On Tuesday, the Food and Drug Administration urged healthcare officials to halt the use of the Johnson & Johnson vaccine. The Centers for Disease Control and Prevention made the same call last week. It seems like people are listening. North Carolina’s Department of Health and Human Services said it has paused administration of the Johnson & Johnson vaccine until it hears more the CDC and FDA, and urged N.C. residents to go to appointments for Moderna and Pfizer vaccines as normal. UNC-Chapel Hill announced its student vaccine clinic would pause administering the Johnson & Johnson vaccine shortly after the FDA’s statement was made public.

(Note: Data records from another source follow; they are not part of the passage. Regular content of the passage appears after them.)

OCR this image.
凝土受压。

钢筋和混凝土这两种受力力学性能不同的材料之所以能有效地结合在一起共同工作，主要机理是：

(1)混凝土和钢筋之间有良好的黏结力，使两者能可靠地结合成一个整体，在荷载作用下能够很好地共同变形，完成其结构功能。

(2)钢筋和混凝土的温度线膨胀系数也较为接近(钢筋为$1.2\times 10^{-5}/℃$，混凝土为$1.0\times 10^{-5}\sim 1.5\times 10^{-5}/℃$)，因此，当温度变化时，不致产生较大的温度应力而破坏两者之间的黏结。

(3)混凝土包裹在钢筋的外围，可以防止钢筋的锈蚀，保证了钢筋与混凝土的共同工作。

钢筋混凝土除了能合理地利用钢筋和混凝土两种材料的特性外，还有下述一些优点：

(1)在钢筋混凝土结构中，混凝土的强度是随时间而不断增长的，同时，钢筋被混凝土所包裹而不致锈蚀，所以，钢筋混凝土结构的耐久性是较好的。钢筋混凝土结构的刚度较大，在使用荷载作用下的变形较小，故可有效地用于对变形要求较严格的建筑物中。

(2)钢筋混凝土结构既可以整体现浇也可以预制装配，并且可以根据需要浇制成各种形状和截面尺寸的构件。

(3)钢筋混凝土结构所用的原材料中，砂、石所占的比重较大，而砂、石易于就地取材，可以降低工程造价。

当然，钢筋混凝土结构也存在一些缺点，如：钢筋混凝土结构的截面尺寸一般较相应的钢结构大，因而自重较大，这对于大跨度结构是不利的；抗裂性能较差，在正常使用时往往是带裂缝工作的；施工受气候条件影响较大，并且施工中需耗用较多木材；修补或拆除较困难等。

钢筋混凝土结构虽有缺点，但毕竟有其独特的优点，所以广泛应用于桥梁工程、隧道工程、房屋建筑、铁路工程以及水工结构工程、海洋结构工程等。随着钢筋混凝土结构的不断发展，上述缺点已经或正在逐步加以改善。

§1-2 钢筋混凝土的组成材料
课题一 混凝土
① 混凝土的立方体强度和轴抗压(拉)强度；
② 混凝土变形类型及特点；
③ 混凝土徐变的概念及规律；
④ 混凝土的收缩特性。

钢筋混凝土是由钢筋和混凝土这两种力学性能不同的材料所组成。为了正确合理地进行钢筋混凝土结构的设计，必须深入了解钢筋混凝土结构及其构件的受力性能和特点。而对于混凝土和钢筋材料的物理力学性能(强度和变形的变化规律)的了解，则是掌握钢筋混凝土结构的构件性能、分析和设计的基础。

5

It also seems like these fears, while rooted in actual data, are probably overblown. 

Six women, from ages 18 to 48, were hit with these blood clots within two weeks of getting the vaccine. One has died, and another is in critical condition. They are six of the more than 6.8 million people who have received the Johnson & Johnson vaccine so far.

“When you think about a one in a million event: You cross the street every day,” Dr. Carlos del Rio told CNN Tuesday. “You have a much higher chance of getting run over by a car. I think what people need to [do] is [not] freak out.”

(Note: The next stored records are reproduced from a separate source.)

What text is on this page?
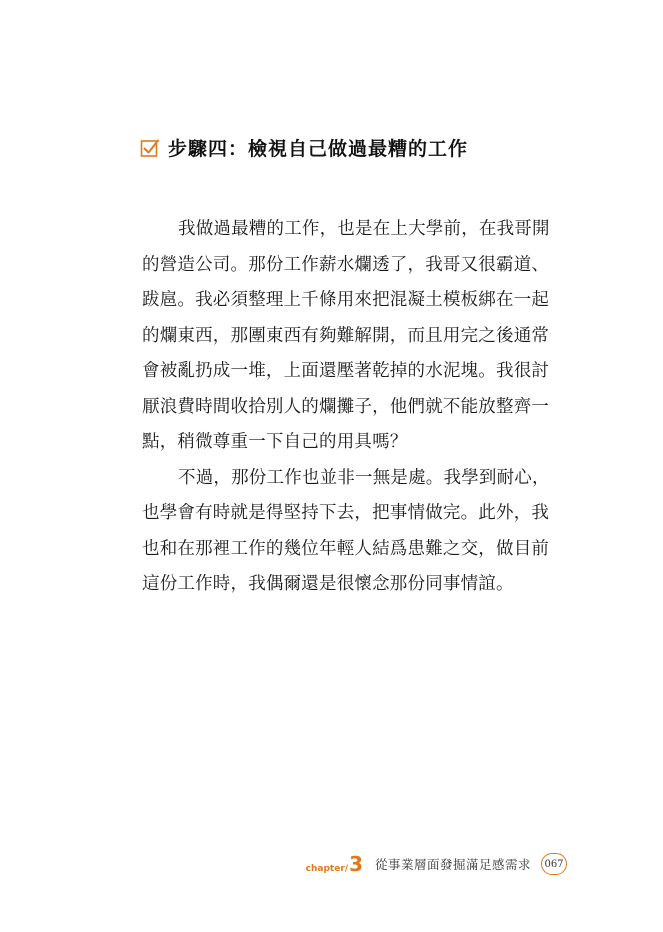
步驟四：檢視自己做過最糟的工作

我做過最糟的工作，也是在上大學前，在我哥開
的營造公司。那份工作薪水爛透了，我哥又很霸道、
跋扈。我必須整理上千條用來把混凝土模板綁在一起
的爛東西，那團東西有夠難解開，而且用完之後通常
會被亂扔成一堆，上面還壓著乾掉的水泥塊。我很討
厭浪費時間收拾別人的爛攤子，他們就不能放整齊一
點，稍微尊重一下自己的用具嗎？

不過，那份工作也並非一無是處。我學到耐心，
也學會有時就是得堅持下去，把事情做完。此外，我
也和在那裡工作的幾位年輕人結爲患難之交，做目前
這份工作時，我偶爾還是很懷念那份同事情誼。

chapter/ 3 從事業層面發掘滿足感需求	067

To extend the metaphor further: You’re likelier to die from COVID-19, the disease the vaccine is treating that has killed 1.8 percent of U.S. residents who tested positive. You’re also more likely to experience blood clots as a side effect of birth control pills.

The issue is that these blood clots are also rare, compared to other forms of blood clots. They occur at a higher rate in everyday health screenings (two to 14 people out of 1 million annually) than they do as a side effect of the vaccine, but they have to be treated differently from more common forms of blood clots. The treatments typically used for blood clots could even harm the patient. Because of this, it’s best to see a healthcare professional and disclose that you’ve received a vaccine.

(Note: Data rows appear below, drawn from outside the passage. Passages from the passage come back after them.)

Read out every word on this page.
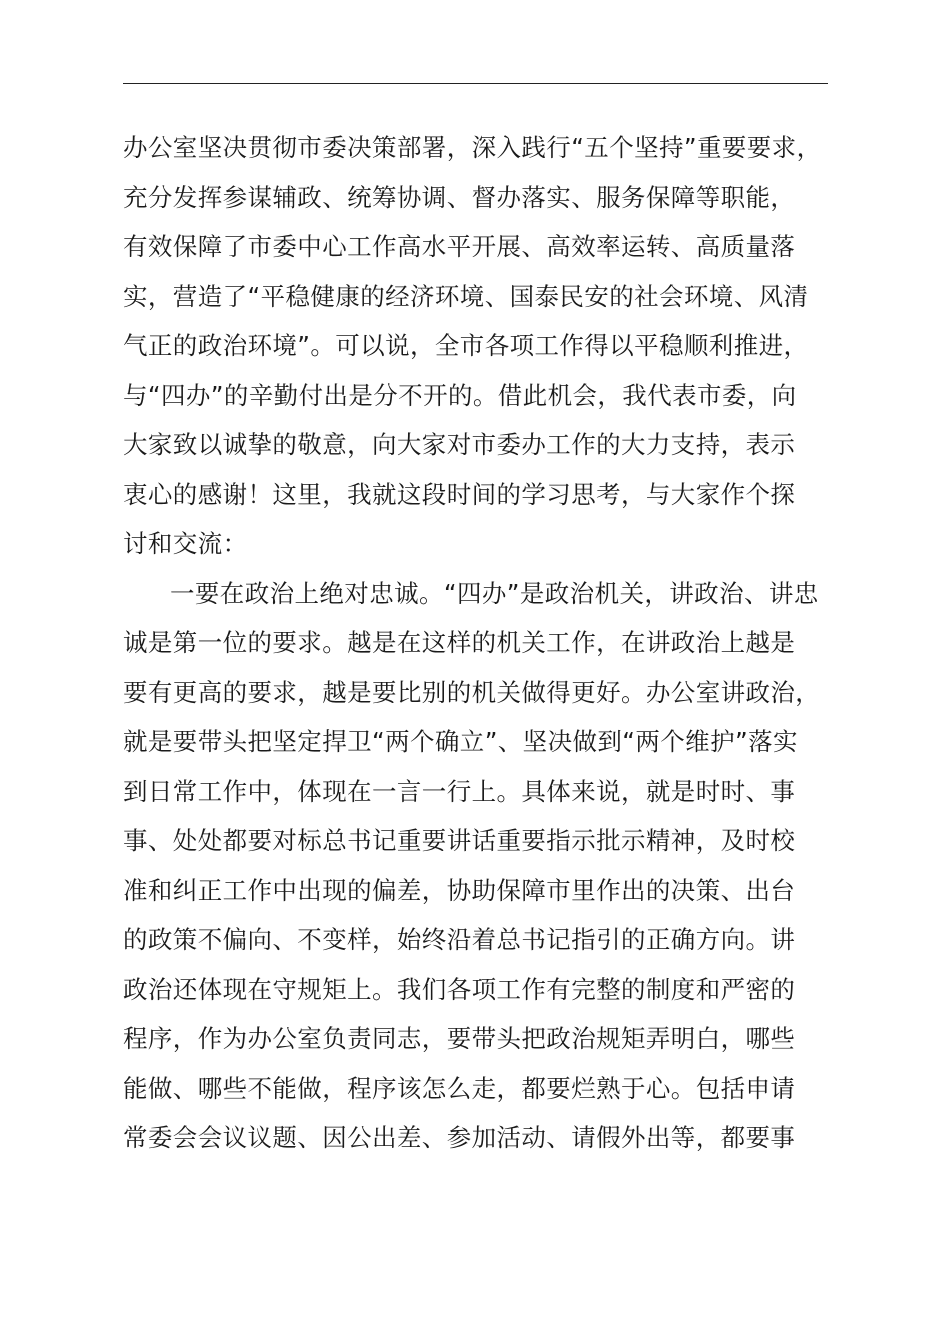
办公室坚决贯彻市委决策部署，深入践行“五个坚持”重要要求，
充分发挥参谋辅政、统筹协调、督办落实、服务保障等职能，
有效保障了市委中心工作高水平开展、高效率运转、高质量落
实，营造了“平稳健康的经济环境、国泰民安的社会环境、风清
气正的政治环境”。可以说，全市各项工作得以平稳顺利推进，
与“四办”的辛勤付出是分不开的。借此机会，我代表市委，向
大家致以诚挚的敬意，向大家对市委办工作的大力支持，表示
衷心的感谢！这里，我就这段时间的学习思考，与大家作个探
讨和交流：
一要在政治上绝对忠诚。“四办”是政治机关，讲政治、讲忠
诚是第一位的要求。越是在这样的机关工作，在讲政治上越是
要有更高的要求，越是要比别的机关做得更好。办公室讲政治，
就是要带头把坚定捍卫“两个确立”、坚决做到“两个维护”落实
到日常工作中，体现在一言一行上。具体来说，就是时时、事
事、处处都要对标总书记重要讲话重要指示批示精神，及时校
准和纠正工作中出现的偏差，协助保障市里作出的决策、出台
的政策不偏向、不变样，始终沿着总书记指引的正确方向。讲
政治还体现在守规矩上。我们各项工作有完整的制度和严密的
程序，作为办公室负责同志，要带头把政治规矩弄明白，哪些
能做、哪些不能做，程序该怎么走，都要烂熟于心。包括申请
常委会会议议题、因公出差、参加活动、请假外出等，都要事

It’s important to take this seriously. Vaccines are serious business. But it’s also important that you understand just how likely or unlikely it is to happen. And if you feel seriously unwell after receiving the vaccine, you should talk to a doctor as soon as possible.

“We’re committed to following the science and ensuring transparency, and to providing regular updates,” Anne Schuchat, deputy director of the CDC, said at a Tuesday press conference. “We’re going to tell you what we know when we know it, and what you can do to protect yourself.”